Schoenberg wrote of Stravinsky’s Oedipus Rex that “Here everything is inside out: an unusual piece of theatre, an unusual production, an unusual denouement, unusual vocal writing, an unusual vertical, unusual counterpoint and unusual instrumentation.” These words of the musician – the founder of the most radical school of composition of its time – encompassed a widely held view of the work. Things truly were not as they appeared to be. Stravinsky, for whom turning everything upside down became his principal creative method, created an opus where the “upside down” was the idea of an operatic work in itself. For centuries, composers – Stravinsky’s predecessors – had despaired at the laws of the genre, and developed styles and forms that allowed opera to emerge from the “mould” of an ancient tragedy (as its inventors Peri and Caccini had envisioned it in the late 16th century) and become a genuine musical drama. Stravinsky takes the reverse path: the broadly accepted attributes of drama (meaning the protagonists, their relationships and the subject) serve as a means of playing with the forms, styles and laws themselves of the genre. For his material, he selected 17th century opera (largely Handel) and Verdi.
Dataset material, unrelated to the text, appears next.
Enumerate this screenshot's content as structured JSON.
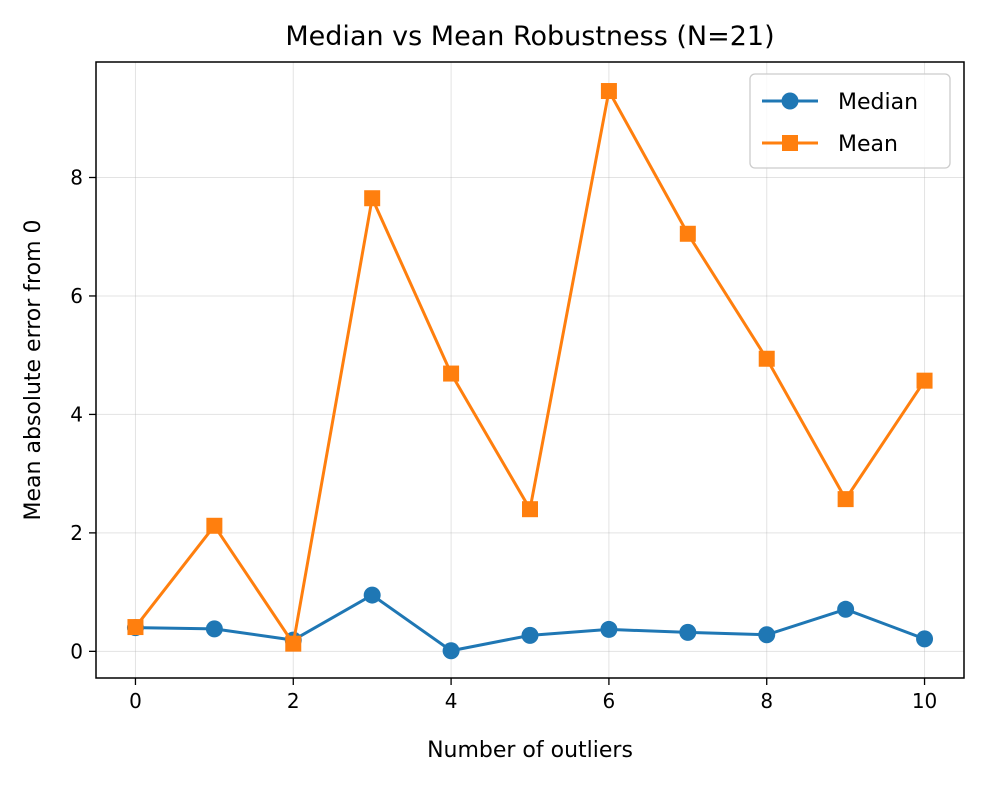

Oedipus Rex is “an opera about opera”, “a play about a play”, but that’s not where it ends. Returning to ancient tragedy, Stravinsky returns to the fundamental problem of the thinkers of the ancient world – the problem of Fate. And thanks to this ambiguous viewpoint, it towers mightily in all its glory.
Yekaterina Yusupova

Родион Щедрин  

“I wrote the Fifth Piano Concerto with ease, effortlessly. I only sweated a bit from the second cadence in the finale. If the degree of virtuoso effectiveness is insufficient, then the entire work can ‘sink’. I knew that well.
“Olli Mustonen performed the concerto and this head-spinning cadence brilliantly. And so the baton was passed to Denis Matsuev, and there followed a storm of applause. It would appear that the concerto can show the pianist in a good light. If… it is played well, of course.”